One minute I was jacking off to daytime TV, the next there were people dying everywhere I fucking looked.

One minute I was marking some crappy essay, the next it was smallpox virus coming through the letterbox and cars blowing up, for all the fucking sense that made.

If my town councillor has got an opinion on all this shit I for one want to hear it.

Unless the smallpox only affected paedophiles and asylum seekers – imagine – sorry, you expect me to have a coherent answer to that, you bigoted scum?

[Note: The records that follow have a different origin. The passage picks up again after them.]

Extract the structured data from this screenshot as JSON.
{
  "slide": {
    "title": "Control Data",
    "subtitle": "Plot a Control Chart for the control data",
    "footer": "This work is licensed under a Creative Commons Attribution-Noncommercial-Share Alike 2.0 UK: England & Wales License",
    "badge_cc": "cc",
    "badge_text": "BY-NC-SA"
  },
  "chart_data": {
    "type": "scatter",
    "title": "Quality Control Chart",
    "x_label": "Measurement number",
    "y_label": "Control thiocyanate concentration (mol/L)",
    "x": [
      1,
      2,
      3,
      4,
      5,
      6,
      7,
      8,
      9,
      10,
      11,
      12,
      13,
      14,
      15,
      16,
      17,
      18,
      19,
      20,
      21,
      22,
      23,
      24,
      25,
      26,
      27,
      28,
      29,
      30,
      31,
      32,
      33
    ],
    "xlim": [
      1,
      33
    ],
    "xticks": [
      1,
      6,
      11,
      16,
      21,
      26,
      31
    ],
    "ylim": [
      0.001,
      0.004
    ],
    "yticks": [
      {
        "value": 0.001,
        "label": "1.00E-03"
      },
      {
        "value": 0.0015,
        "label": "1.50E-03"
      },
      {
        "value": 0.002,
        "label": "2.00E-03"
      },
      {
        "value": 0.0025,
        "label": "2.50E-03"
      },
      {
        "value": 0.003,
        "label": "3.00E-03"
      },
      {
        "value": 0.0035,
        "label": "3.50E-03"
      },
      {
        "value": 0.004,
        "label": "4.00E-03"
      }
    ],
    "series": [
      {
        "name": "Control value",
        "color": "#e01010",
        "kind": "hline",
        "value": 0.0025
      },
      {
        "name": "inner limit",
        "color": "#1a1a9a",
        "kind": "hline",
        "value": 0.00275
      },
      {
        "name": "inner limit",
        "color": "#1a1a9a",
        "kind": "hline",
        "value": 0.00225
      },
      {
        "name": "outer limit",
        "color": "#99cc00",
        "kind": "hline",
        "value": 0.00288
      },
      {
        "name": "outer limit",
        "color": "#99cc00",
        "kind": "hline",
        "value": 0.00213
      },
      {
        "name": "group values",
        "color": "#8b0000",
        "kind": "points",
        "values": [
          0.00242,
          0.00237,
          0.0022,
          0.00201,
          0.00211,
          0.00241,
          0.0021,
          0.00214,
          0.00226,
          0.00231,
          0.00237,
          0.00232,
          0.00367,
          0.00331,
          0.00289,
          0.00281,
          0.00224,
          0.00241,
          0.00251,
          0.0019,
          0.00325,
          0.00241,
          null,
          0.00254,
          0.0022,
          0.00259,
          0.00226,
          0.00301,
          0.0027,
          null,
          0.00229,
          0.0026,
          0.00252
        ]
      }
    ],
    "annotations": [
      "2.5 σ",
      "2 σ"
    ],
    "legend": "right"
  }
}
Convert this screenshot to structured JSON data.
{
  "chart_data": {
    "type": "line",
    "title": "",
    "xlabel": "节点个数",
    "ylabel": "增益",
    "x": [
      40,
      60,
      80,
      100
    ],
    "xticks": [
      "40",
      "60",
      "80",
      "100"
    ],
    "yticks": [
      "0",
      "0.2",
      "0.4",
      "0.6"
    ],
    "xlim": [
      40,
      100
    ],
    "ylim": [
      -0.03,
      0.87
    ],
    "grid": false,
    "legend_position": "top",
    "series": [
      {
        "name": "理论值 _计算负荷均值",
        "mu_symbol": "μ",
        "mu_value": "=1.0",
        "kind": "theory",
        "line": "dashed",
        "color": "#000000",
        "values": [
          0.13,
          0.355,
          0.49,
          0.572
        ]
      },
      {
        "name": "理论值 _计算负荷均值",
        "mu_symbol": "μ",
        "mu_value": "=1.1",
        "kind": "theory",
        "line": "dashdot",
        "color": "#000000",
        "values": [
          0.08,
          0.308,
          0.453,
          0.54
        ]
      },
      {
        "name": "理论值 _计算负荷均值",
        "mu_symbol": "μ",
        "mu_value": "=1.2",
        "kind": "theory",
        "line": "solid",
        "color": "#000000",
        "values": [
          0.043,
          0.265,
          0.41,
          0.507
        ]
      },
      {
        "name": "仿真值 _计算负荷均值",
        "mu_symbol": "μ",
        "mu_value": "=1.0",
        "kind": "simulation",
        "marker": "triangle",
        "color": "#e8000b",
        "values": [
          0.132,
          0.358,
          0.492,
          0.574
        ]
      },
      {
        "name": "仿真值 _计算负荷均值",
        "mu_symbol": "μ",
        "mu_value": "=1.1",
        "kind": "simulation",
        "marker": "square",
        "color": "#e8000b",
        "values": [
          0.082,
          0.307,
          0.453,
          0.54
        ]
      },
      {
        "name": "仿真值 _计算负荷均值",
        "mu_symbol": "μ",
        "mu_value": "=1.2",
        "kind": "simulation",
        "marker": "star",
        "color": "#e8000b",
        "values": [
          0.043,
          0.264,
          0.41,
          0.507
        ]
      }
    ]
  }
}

So you’re the most wanted man in the world. Which do you choose: a hole in the ground in Afghanistan, or up my arse with a suitcase bomb and a bottle of anthrax? Exactly!

So the bomb goes off while I’m playing with my wire-cutters and duct tape. Do we tear down the road to the school or heed the public safety warnings and write off our sweet little angel to those murdering sons of bitches and their big fucking bomb?

And the topic for tomorrow’s daytime TV show is: one minute I was jacking off to this crappy show, and the next there were people dying everywhere I fucking looked.

You, sweaty, ugly guy at the bus-stop I’d rather walk to work than have to sit beside, it’s at times like this I realize just how fucking important each and every one of us is.

(Homage to David Rees)

Thursday, March 02, 2006

Through the Windscreen, Into the Void













Left shoulder, right shoulder, hand-brake, blind spot and go. Going places going nowhere: incomparable, these drive-through dead ends, for the turn in the road, the left reverse, the parallel park. The Cop Shop container sits on the green, the youngsters sit on the Cop Shop. Chased through the streets by it, Eiffel took lunch in his tower to give it the slip. Perched on their box the boys are invisible to it, the twockers, the twaggers, the ASBO cases. They sit in a row and they smoke.

Some of their hood zippers go all the way up. All the better to. Set gas. We practise my manoeuvres to their noisy derision. Biting point. Come down here and say that. Observation. Children, children, have you thought of the joys of the open fields behind you, the free-roaming dangerous dogs and pasturing horses, the ditches and pylons? One left reverse later, proceed to:

* White-tie reception on traffic island.
* Dog-hanging competition from lamppost.
* Boarding up of occupied properties (occupiers inside at the time).
* Abandoned white goods, landscape gardening of.

The boys go silent, they sit there and smoke. No one is really bothered, about me or anything else. I’m not bothered. Some girls arrive and the boys share their fags and turn a stereo on. They mess around with some papers and fire. They unfurl a large banner and drape it over the Cop Shop. It reads ‘Welcome to [placename]. Twinned with your Darkest Thought.’ Except of course for the fact that. What. Unless. What. This already is my darkest thought. A pocket of antimatter tears open inside my head, I file my thought-twinned-with-itself away inside it, it seals itself in and dissolves. A turn in the road, a left reverse, a parallel park. That showed them. Mind the kerb. Stop. Stop. Stop. Now go. Go, go, go!

Wednesday, March 01, 2006

Erith-Dagenham Suicide Pact















Comedian Linda Smith has died, aged 48. She was from Erith, home of picturesquely pointless cycle lanes.

I mention Erith because Linda Smith once described it as being too pathetic to be twinned with anywhere, though it was (she said) in a suicide pact with Dagenham.

Also on the theme of Erith, it ran a competition once to find a name for its new leisure centre; the winning entry was 'Erith Leisure Centre'.